There doesn’t seem to be any doubt these days that the Mafia exists. In fact, that goes without saying.
But in the 1950s, not everyone subscribed to that assumption.
Jerry Capeci of Gang Land News, the premiere website on the Mafia, has unearthed documents which show that J. Edgar Hoover’s agents in the late 1950s were asking mobsters if the Mafia existed.
Capeci writes:
On March 24, 1958, Mafia boss Joe Profaci, a charter member of the Mafia’s Commission that was established in 1931, told two agents who stopped at the gangster’s offic e at the Carmela Mia Packing Company in Brooklyn that he knew “nothing of the Mafia organization” but “assumed it was just a term used in referring to Italians.”

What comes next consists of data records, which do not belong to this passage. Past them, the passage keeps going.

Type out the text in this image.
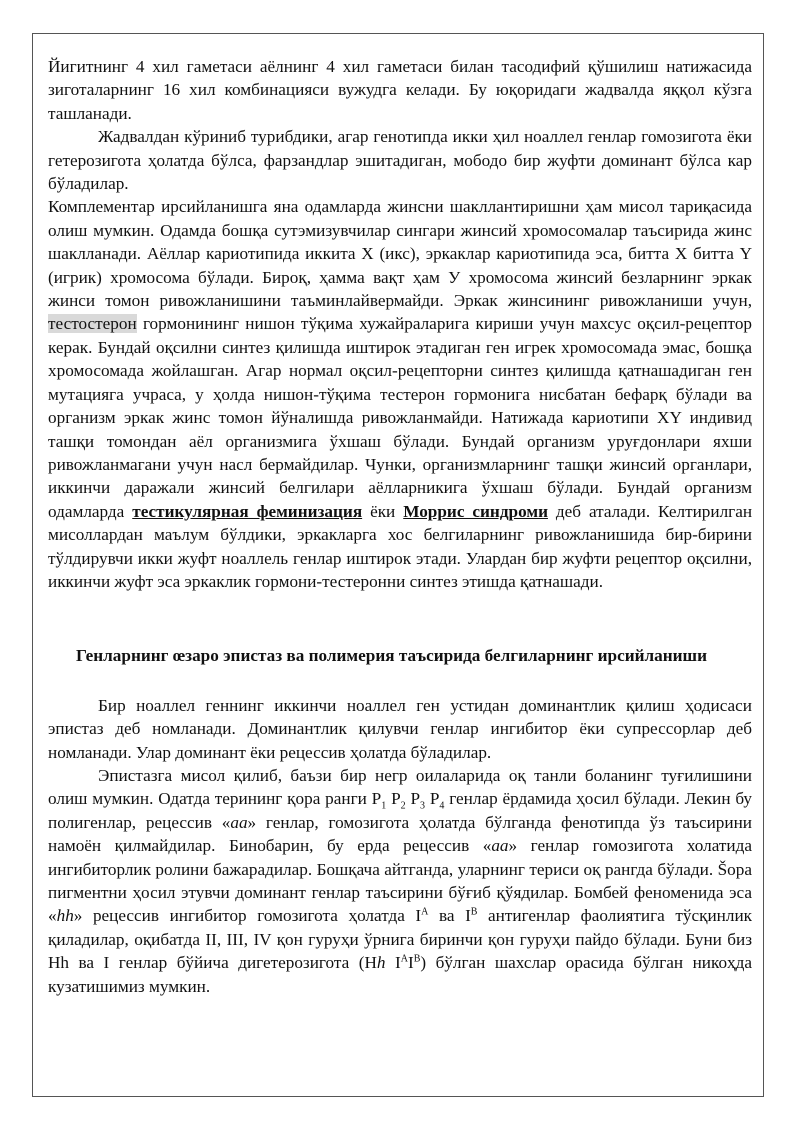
Йигитнинг 4 хил гаметаси аёлнинг 4 хил гаметаси билан тасодифий қўшилиш натижасида зиготаларнинг 16 хил комбинацияси вужудга келади. Бу юқоридаги жадвалда яққол кўзга ташланади.

Жадвалдан кўриниб турибдики, агар генотипда икки ҳил ноаллел генлар гомозигота ёки гетерозигота ҳолатда бўлса, фарзандлар эшитадиган, мободо бир жуфти доминант бўлса кар бўладилар.

Комплементар ирсийланишга яна одамларда жинсни шакллантиришни ҳам мисол тариқасида олиш мумкин. Одамда бошқа сутэмизувчилар сингари жинсий хромосомалар таъсирида жинс шаклланади. Аёллар кариотипида иккита X (икс), эркаклар кариотипида эса, битта X битта Y (игрик) хромосома бўлади. Бироқ, ҳамма вақт ҳам У хромосома жинсий безларнинг эркак жинси томон ривожланишини таъминлайвермайди. Эркак жинсининг ривожланиши учун, тестостерон гормонининг нишон тўқима хужайраларига кириши учун махсус оқсил-рецептор керак. Бундай оқсилни синтез қилишда иштирок этадиган ген игрек хромосомада эмас, бошқа хромосомада жойлашган. Агар нормал оқсил-рецепторни синтез қилишда қатнашадиган ген мутацияга учраса, у ҳолда нишон-тўқима тестерон гормонига нисбатан бефарқ бўлади ва организм эркак жинс томон йўналишда ривожланмайди. Натижада кариотипи XY индивид ташқи томондан аёл организмига ўхшаш бўлади. Бундай организм уруғдонлари яхши ривожланмагани учун насл бермайдилар. Чунки, организмларнинг ташқи жинсий органлари, иккинчи даражали жинсий белгилари аёлларникига ўхшаш бўлади. Бундай организм одамларда тестикулярная феминизация ёки Моррис синдроми деб аталади. Келтирилган мисоллардан маълум бўлдики, эркакларга хос белгиларнинг ривожланишида бир-бирини тўлдирувчи икки жуфт ноаллель генлар иштирок этади. Улардан бир жуфти рецептор оқсилни, иккинчи жуфт эса эркаклик гормони-тестеронни синтез этишда қатнашади.

Генларнинг œзаро эпистаз ва полимерия таъсирида белгиларнинг ирсийланиши

Бир ноаллел геннинг иккинчи ноаллел ген устидан доминантлик қилиш ҳодисаси эпистаз деб номланади. Доминантлик қилувчи генлар ингибитор ёки супрессорлар деб номланади. Улар доминант ёки рецессив ҳолатда бўладилар.

Эпистазга мисол қилиб, баъзи бир негр оилаларида оқ танли боланинг туғилишини олиш мумкин. Одатда терининг қора ранги $P_1$ $P_2$ $P_3$ $P_4$ генлар ёрдамида ҳосил бўлади. Лекин бу полигенлар, рецессив «аа» генлар, гомозигота ҳолатда бўлганда фенотипда ўз таъсирини намоён қилмайдилар. Бинобарин, бу ерда рецессив «аа» генлар гомозигота холатида ингибиторлик ролини бажарадилар. Бошқача айтганда, уларнинг териси оқ рангда бўлади. Šора пигментни ҳосил этувчи доминант генлар таъсирини бўғиб қўядилар. Бомбей феноменида эса «hh» рецессив ингибитор гомозигота ҳолатда $I^A$ ва $I^B$ антигенлар фаолиятига тўсқинлик қиладилар, оқибатда II, III, IV қон гуруҳи ўрнига биринчи қон гуруҳи пайдо бўлади. Буни биз Hh ва I генлар бўйича дигетерозигота (Hh $I^AI^B$) бўлган шахслар орасида бўлган никоҳда кузатишимиз мумкин.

Agents got more of the same on October 15, 1958 when they stopped by to chat with Anthony (Tony Bender) Strollo, the powerful Genovese family capo who would fall out of favor with his mob superiors and disappear four years later in a still-unsolved murder.
“Strollo claimed that the Mafia was a fantasy created by newspapers,” said the report. In an August 22, 1958 interview, Michael Genovese, a brother of the “top underworld leader” Vito Genovese, (right) “ridiculed the idea that the Mafia ever existed outside the nation of Italy or that the criminals in the United States of Italian extraction are members of such an organization,” the report stated.
Well, as we’ve learned , The Godfather, the Sopranos and Goodfellas were based on something more than someone’s imagination. And Sammy “The Bull” Gravano was more than just a hoodlum wannabe.